To build suffix trees, we'll first build a suffix array (with the lengths of least common prefixes for adjacent suffixes) and use that to construct a suffix tree. Currently, I believe the algorithm has time complexity O(n * (logn + logm)) where n is the size of the string being indexed and m is the size of the alphabet. I believe this can be reduced to O(n * logm) by figuring out how to compute path label lengths in constant time (probably by trading memory).

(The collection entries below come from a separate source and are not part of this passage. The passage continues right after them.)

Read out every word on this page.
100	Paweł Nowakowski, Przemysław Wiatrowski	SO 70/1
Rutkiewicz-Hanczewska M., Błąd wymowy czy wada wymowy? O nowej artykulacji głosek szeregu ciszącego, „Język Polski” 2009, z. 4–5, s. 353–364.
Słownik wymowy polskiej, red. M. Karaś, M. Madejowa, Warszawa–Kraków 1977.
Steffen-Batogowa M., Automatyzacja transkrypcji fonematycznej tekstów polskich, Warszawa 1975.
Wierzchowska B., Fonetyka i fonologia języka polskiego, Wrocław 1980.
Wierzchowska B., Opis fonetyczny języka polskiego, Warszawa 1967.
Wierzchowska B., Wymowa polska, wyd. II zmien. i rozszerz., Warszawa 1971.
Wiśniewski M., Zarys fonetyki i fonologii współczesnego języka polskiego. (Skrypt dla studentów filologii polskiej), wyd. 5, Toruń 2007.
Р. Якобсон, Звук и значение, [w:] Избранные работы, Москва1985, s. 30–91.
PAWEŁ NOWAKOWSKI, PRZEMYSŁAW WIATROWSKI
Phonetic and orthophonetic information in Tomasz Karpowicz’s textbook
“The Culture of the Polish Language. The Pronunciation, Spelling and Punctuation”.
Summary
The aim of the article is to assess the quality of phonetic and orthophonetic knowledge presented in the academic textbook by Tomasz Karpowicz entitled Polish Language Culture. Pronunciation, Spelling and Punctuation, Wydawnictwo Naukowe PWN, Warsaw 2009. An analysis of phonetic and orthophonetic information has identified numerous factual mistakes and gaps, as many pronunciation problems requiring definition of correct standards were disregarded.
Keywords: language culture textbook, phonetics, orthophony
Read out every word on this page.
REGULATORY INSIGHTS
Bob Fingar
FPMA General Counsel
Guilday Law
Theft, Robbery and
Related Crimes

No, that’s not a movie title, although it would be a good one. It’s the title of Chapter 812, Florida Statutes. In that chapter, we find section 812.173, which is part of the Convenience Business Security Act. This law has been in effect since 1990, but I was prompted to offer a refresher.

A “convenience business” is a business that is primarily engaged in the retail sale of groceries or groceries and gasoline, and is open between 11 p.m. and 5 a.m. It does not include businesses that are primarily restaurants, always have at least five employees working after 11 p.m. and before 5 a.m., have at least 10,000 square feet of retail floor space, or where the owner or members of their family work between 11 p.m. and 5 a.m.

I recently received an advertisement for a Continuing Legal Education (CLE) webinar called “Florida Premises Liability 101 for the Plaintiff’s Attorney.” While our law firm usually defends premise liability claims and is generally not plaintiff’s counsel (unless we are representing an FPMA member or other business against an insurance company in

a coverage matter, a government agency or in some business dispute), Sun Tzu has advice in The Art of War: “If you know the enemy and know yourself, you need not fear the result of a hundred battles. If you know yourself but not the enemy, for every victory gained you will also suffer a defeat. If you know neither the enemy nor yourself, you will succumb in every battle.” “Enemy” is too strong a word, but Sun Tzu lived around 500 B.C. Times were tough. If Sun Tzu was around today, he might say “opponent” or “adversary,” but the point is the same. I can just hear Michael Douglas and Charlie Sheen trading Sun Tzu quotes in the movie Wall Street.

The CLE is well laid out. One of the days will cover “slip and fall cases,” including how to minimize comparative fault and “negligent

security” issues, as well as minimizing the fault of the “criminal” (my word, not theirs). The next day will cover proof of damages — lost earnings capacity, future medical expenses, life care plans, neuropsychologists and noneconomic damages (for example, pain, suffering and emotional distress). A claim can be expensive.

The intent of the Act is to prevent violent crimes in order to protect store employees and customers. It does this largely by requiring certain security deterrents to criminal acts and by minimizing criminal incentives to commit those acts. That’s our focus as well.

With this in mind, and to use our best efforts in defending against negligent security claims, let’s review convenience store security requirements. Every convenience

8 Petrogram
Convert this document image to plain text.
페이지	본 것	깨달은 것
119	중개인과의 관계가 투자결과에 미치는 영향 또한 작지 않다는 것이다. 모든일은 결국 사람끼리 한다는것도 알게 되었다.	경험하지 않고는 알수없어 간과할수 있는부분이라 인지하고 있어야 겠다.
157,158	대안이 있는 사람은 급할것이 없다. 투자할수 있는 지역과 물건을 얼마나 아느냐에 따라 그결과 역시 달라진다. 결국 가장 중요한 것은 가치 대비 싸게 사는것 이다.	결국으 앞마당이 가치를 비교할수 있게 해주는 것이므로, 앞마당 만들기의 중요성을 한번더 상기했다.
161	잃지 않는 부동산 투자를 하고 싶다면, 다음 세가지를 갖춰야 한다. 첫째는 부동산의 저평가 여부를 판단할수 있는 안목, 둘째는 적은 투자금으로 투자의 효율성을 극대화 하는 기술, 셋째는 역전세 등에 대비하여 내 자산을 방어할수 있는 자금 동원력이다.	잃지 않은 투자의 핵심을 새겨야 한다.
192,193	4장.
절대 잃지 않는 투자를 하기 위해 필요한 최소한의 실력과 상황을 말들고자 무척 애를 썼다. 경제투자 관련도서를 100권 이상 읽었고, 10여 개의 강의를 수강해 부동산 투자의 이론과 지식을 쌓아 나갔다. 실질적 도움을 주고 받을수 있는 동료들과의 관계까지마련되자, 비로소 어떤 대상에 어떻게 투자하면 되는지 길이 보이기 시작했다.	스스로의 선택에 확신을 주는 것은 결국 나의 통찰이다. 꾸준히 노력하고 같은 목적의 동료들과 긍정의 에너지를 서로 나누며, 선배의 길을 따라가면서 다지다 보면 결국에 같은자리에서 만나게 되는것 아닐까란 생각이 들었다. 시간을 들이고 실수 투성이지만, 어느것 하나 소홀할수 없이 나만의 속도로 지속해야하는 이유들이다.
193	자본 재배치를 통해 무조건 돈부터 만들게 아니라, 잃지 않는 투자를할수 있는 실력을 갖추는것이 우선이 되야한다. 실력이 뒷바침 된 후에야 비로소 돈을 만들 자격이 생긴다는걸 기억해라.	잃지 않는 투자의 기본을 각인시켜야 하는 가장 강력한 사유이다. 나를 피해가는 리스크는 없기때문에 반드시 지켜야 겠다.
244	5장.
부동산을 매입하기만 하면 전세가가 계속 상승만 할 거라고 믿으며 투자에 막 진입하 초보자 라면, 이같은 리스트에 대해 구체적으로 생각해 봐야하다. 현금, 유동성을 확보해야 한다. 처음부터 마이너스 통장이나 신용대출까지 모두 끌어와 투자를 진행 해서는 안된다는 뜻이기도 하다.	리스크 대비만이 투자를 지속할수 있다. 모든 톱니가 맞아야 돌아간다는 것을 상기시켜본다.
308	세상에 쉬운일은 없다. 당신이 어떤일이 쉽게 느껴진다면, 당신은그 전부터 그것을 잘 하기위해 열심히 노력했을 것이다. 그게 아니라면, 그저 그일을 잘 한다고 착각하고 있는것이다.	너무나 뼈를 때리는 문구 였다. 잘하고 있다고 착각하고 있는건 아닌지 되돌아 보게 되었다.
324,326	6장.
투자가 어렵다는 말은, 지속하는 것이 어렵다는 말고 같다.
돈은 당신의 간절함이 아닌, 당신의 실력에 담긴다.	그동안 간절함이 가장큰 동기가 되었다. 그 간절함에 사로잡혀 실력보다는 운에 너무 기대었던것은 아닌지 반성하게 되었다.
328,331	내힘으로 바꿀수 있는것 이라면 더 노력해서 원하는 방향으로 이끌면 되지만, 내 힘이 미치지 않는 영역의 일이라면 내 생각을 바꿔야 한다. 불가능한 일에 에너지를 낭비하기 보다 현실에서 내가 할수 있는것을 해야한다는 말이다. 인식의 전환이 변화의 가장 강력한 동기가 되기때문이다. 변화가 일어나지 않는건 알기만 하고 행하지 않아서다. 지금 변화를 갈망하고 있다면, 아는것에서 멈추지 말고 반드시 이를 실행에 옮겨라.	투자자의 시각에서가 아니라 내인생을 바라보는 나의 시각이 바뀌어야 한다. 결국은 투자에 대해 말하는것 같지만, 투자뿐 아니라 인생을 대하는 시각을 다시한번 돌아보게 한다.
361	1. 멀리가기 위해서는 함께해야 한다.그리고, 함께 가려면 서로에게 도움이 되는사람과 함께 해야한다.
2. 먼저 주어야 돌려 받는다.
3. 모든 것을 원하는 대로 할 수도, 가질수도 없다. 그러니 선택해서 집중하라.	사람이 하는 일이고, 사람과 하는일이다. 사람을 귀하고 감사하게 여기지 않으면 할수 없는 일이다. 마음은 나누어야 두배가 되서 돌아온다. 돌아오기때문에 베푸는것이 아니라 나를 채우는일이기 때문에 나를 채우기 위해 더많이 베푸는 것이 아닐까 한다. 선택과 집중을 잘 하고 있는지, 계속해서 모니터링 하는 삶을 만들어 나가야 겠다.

It is easy enough to remove the logm factory by using an ordered hash map, but my suspicion is that this incurs too much overhead and it is better to just use the standard library BTree.

One possible saving grace here is that the "size of the alphabet" actually means "the size of the alphabet in the string." My guess is that in most cases, this alphabet will be extremely small relative to the full alphabet actually supported (i.e., every Unicode character).

The above algorithm has a prototype implementation already. Suffix array construction is done naively. My plan is to implement the algorithm described in (Nong et al., 2009), which is a fast linear time construction by using induced sorting. I've found the paper to be nearly impenetrable, but (Shrestha et al., 2014) provide a more accessible description of the algorithm that I think I understand. There also exists a linear time construction of the LCP array via induced sorting that is described in (Fischer, 2011).

Clearly, I am still in the "how do I implement fast construction" algorithm phase. I haven't given much thought yet to a public API and what kinds of operations we should expose. Certainly, it would be easier to do suffix array -> suffix tree, and define all operations there. But this requires clients to pay the memory overhead of a suffix tree. Thankfully, (Abouelhoda et al., 2003) describe how to implement many suffix tree algorithms with suffix arrays. I have yet to thoroughly review this paper, so it isn't yet clear to me if this is a "optimal time complexity" paper or a "optimal practitioner's algorithm" kind of a paper. Using suffix arrays directly will undoubtedly be more complex.

I'm also looking for ideas on testing. My instinct is to capture the invariants of suffix trees/arrays in QuickCheck properties, and use those for randomized testing. Thankfully, generation is easy in this case: any arbitrary Unicode string will do.